Two more birds from three feet and eight feet at the short par-4 10th and the par-3 11th had spectators-in-the-know whispering about the possibility of Daly matching or breaking the recently amended course record of 64.
Fans who know Daly also know he's a walking, talking, Marlboro-smoking, Diet Coke-slurping time bomb, a player prone to punctuating a string of birdies with an out-of-bounds tee shot, a four-putt or an ugly "other" on his scorecard. That moment could have easily happened in the 14th fairway, where Daly's group was forced to wait some 20 minutes for Sweden's Alexander Noren in the group ahead of them to find Noren's ball in the gorse (the Swede didn't). Daly killed time taking practice swings with a fairway wood and chatting with his caddie, David Rawls, then blistered his second shot down the heart of the fairway. "He looked very, very calm and composed out there," Coltart noted.
Maybe it's something in the briny St. Andrews air, or the dearth of distractions in town (read: no Hooters) whatever the reason Daly looks right at home at the home of golf. He said after his round that the Old Course is his favorite track anywhere in the world and has been since the 1994 Dunhill Cup, which Daly won here with Payne Stewart and Fred Couples. "It just puts driver in my hand," he said. "It just suits my game."

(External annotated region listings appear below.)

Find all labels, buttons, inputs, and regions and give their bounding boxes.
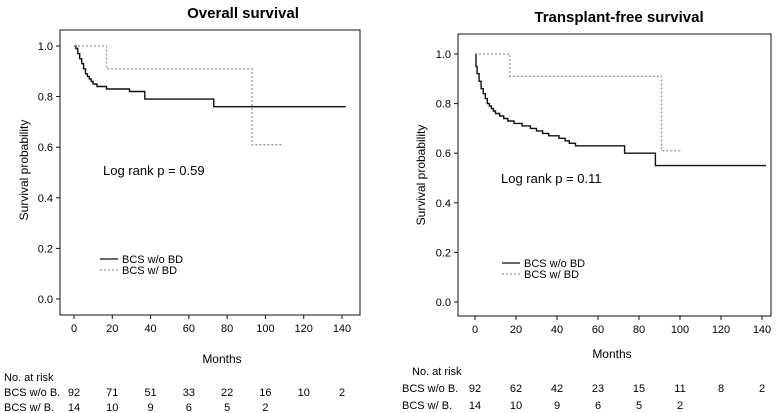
- legend-entry: BCS w/ BD: [122, 265, 177, 277]
- risk-value: 5: [224, 402, 230, 413]
- plot-frame: [457, 33, 772, 317]
- x-tick-label: 140: [333, 323, 351, 335]
- legend-entry: BCS w/ BD: [524, 269, 579, 281]
- risk-value: 92: [68, 387, 80, 399]
- risk-value: 5: [636, 400, 642, 412]
- x-axis-label: Months: [592, 347, 631, 361]
- log-rank-annotation: Log rank p = 0.11: [501, 171, 602, 186]
- risk-table-header: No. at risk: [4, 372, 54, 384]
- risk-row-label: BCS w/ B.: [402, 400, 452, 412]
- risk-value: 51: [144, 387, 156, 399]
- risk-values: 92 62 42 23 15 11 8 2 14 10 9 6 5 2: [469, 383, 765, 412]
- chart-overall-survival: Overall survival Survival probability Mo…: [4, 5, 361, 413]
- survival-curves: [74, 45, 346, 146]
- survival-curve-without-bd: [74, 45, 346, 108]
- log-rank-annotation: Log rank p = 0.59: [103, 163, 205, 178]
- survival-curve-with-bd: [74, 45, 283, 146]
- y-axis-label: Survival probability: [414, 125, 428, 226]
- risk-value: 9: [554, 400, 560, 412]
- y-tick-label: 0.4: [436, 198, 451, 210]
- risk-value: 16: [259, 387, 271, 399]
- risk-value: 2: [759, 383, 765, 395]
- risk-value: 2: [339, 387, 345, 399]
- x-tick-label: 20: [510, 324, 522, 336]
- risk-value: 42: [551, 383, 563, 395]
- y-tick-label: 0.0: [436, 297, 451, 309]
- survival-curve-without-bd: [475, 53, 767, 167]
- x-tick-label: 120: [712, 324, 730, 336]
- risk-value: 6: [186, 402, 192, 413]
- x-tick-label: 80: [633, 324, 645, 336]
- y-tick-label: 0.6: [436, 148, 451, 160]
- risk-value: 14: [469, 400, 481, 412]
- x-axis-label: Months: [202, 352, 241, 366]
- risk-row-label: BCS w/ B.: [4, 402, 54, 413]
- x-tick-label: 40: [551, 324, 563, 336]
- risk-value: 92: [469, 383, 481, 395]
- x-tick-label: 40: [144, 323, 156, 335]
- risk-value: 10: [298, 387, 310, 399]
- y-tick-label: 0.6: [38, 142, 53, 154]
- risk-value: 11: [674, 383, 685, 395]
- x-tick-label: 60: [183, 323, 195, 335]
- plot-frame: [59, 29, 361, 316]
- risk-table: No. at risk BCS w/o B. BCS w/ B. 92 71 51 3…: [4, 372, 345, 413]
- x-tick-label: 80: [221, 323, 233, 335]
- chart-transplant-free-survival: Transplant-free survival Survival probab…: [402, 9, 772, 412]
- risk-value: 6: [595, 400, 601, 412]
- x-tick-label: 60: [592, 324, 604, 336]
- survival-curve-with-bd: [475, 53, 682, 152]
- risk-table: No. at risk BCS w/o B. BCS w/ B. 92 62 42 2…: [402, 366, 765, 412]
- risk-values: 92 71 51 33 22 16 10 2 14 10 9 6 5 2: [68, 387, 345, 413]
- risk-value: 10: [106, 402, 118, 413]
- risk-value: 14: [68, 402, 80, 413]
- risk-value: 2: [677, 400, 683, 412]
- y-tick-label: 0.2: [38, 243, 53, 255]
- x-tick-label: 20: [106, 323, 118, 335]
- y-tick-label: 0.2: [436, 247, 451, 259]
- x-tick-label: 0: [71, 323, 77, 335]
- risk-value: 71: [106, 387, 118, 399]
- y-tick-label: 0.4: [38, 193, 53, 205]
- chart-title: Transplant-free survival: [534, 9, 703, 26]
- legend-entry: BCS w/o BD: [122, 254, 183, 266]
- risk-value: 22: [221, 387, 233, 399]
- risk-row-label: BCS w/o B.: [4, 387, 60, 399]
- risk-value: 8: [718, 383, 724, 395]
- legend: BCS w/o BD BCS w/ BD: [502, 258, 585, 281]
- risk-value: 15: [633, 383, 645, 395]
- legend-entry: BCS w/o BD: [524, 258, 585, 270]
- risk-value: 62: [510, 383, 522, 395]
- y-tick-label: 0.8: [38, 92, 53, 104]
- risk-value: 2: [262, 402, 268, 413]
- y-tick-label: 0.0: [38, 294, 53, 306]
- legend: BCS w/o BD BCS w/ BD: [100, 254, 183, 277]
- x-tick-label: 100: [256, 323, 274, 335]
- risk-table-header: No. at risk: [412, 366, 462, 378]
- y-axis-label: Survival probability: [17, 120, 31, 221]
- risk-value: 10: [510, 400, 522, 412]
- axis-ticks: 0 20 40 60 80 100 120 140 0.0 0.2 0.4 0.6 0.8 1.0: [436, 49, 771, 336]
- axis-ticks: 0 20 40 60 80 100 120 140 0.0 0.2 0.4 0.6 0.8 1.0: [38, 41, 351, 335]
- survival-curves: [475, 53, 767, 167]
- risk-value: 23: [592, 383, 604, 395]
- y-tick-label: 1.0: [436, 49, 451, 61]
- risk-value: 9: [148, 402, 154, 413]
- x-tick-label: 100: [671, 324, 689, 336]
- risk-row-label: BCS w/o B.: [402, 383, 458, 395]
- risk-value: 33: [183, 387, 195, 399]
- x-tick-label: 120: [295, 323, 313, 335]
- y-tick-label: 1.0: [38, 41, 53, 53]
- x-tick-label: 0: [472, 324, 478, 336]
- y-tick-label: 0.8: [436, 99, 451, 111]
- chart-title: Overall survival: [187, 5, 299, 22]
- x-tick-label: 140: [753, 324, 771, 336]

"The Old Course is a memory before you've ever played it because of all the great players that have won and played it," Daly added. "When you've got that going for you, you don't feel disappointed when you don't play so well, but you feel even better you do play well."
That much was evident in a lively post-round press conference where Daly revealed several tasty nuggets. For example, after having the lap-band surgery that helped him lose some 80 pounds, J.D. said he has quit drinking whole milk. "I used to drink half a gallon of that a day," he said. "When you used to be as hung over as I used to be, it was great. Got rid of everything."
When asked about his televised threat to quit the game after a second-round 71 in San Diego earlier this year, Daly said he's not the only Tour pro who occasionally feels like going cold turkey. "I'm probably the only idiot who would say it on TV," Daly allowed, "but I talked to Tim Herron and he said, 'I wanted to quit a million times.' There's lots of guys that say that."
If today was any indication, Daly would be wise to stick around golf for at least a little while longer. He can still make birdies in bunches, he can still pound it deep with the longest of them, and the fans still eat him up like a steak and kidney pie. Daly still has 54 holes to play this week, and he knows his fickle game well enough to know all that could go wrong in that stretch. But should Daly somehow prevail this week, he also knows precisely what that would mean.
"It would be just the most gratifying victory I could ever have," he said.